Amazon Eats Whole Foods and What That Means
So by now you've read the headlines. In a deal that surprised many, Amazon entered an agreement to purchase Whole Foods Market for $13.7 billion dollars. A deal that, in effect, connects the leading internet retailer to the innovative natural foods grocer. So. Amazon acquires Whole Foods. But what does that mean?
The e-commerce mogul has previously attempted to get into the food business through various avenues for several years now. While the news is surprising to some, Whole Foods did report its worst performance in a decade back in February. This statement was released along with the closing of nine stores, the most at once in the company's history.
So perhaps the merger shouldn't come as a complete shock to those paying attention. As more and more grocery stores have started to incorporate organic and "natural" food options at more affordable price points, this merger could give the company room to make a much needed investments in technology services for restaurants and infrastructure to, hopefully, drive down cost.
At this preliminary stage, not many details of how the partnership may evolve have been disclosed. We know that co-founder and CEO John Mackey will remain with the company.

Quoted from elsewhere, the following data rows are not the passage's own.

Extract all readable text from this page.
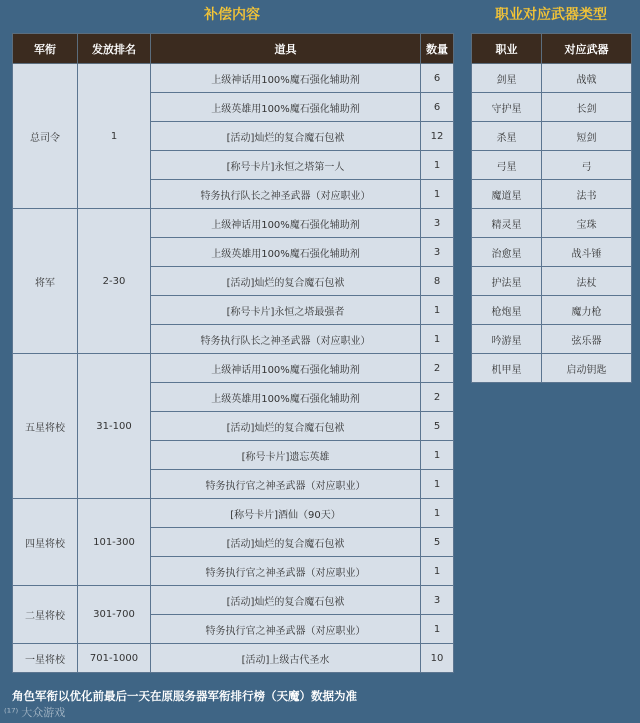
补偿内容	职业对应武器类型
军衔	发放排名	道具	数量
总司令	1	上级神话用100%魔石强化辅助剂	6
		上级英雄用100%魔石强化辅助剂	6
		[活动]灿烂的复合魔石包袱	12
		[称号卡片]永恒之塔第一人	1
		特务执行队长之神圣武器（对应职业）	1
将军	2-30	上级神话用100%魔石强化辅助剂	3
		上级英雄用100%魔石强化辅助剂	3
		[活动]灿烂的复合魔石包袱	8
		[称号卡片]永恒之塔最强者	1
		特务执行队长之神圣武器（对应职业）	1
五星将校	31-100	上级神话用100%魔石强化辅助剂	2
		上级英雄用100%魔石强化辅助剂	2
		[活动]灿烂的复合魔石包袱	5
		[称号卡片]遗忘英雄	1
		特务执行官之神圣武器（对应职业）	1
四星将校	101-300	[称号卡片]酒仙（90天）	1
		[活动]灿烂的复合魔石包袱	5
		特务执行官之神圣武器（对应职业）	1
二星将校	301-700	[活动]灿烂的复合魔石包袱	3
		特务执行官之神圣武器（对应职业）	1
一星将校	701-1000	[活动]上级古代圣水	10
职业	对应武器
剑星	战戟
守护星	长剑
杀星	短剑
弓星	弓
魔道星	法书
精灵星	宝珠
治愈星	战斗锤
护法星	法杖
枪炮星	魔力枪
吟游星	弦乐器
机甲星	启动钥匙
角色军衔以优化前最后一天在原服务器军衔排行榜（天魔）数据为准
⁽¹⁷⁾ 大众游戏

We also know the company will maintain it's current headquarters in Austin, Texas.
What do these two seemingly unrelated companies have in common? What could the end goal here be?
• Well, many speculate meal delivery. Instead of taking a chance on a new and less-established service like Blue Apron, Amazon could prepare and deliver meal kits from the well-known, trusted and health-conscious brand, Whole Foods.
• This past February, Whole Foods announced their move into the fast-casual space with Roast in Atlanta. This is a made-to-order establishment inside the market that will include bar service in the evenings. Currently the market operates about 280 restaurants inside their store, ranging from this to sushi bars to sandwich stands. With Whole Foods focus on revamping the physical space, and Amazon's attention to the digital, this acquisition has enormous implications for the way we grocery shop.
Possible Impact on Traditional Grocery Stores
• After these places realized the trend of natural foods pioneered by Whole Foods was viable, they jumped on the bandwagon and were able to beat them in regards to price point. Thus, helping to make the "natural foods" trend more mainstream. In this way, Whole Foods has benefitted these places. It offered an example of how the same or similar items were being sold with the Whole Foods brand attached at a much higher price. If Amazon's buying power can bring their price down, it could definitely add pressure to these places like Costco or Kroger.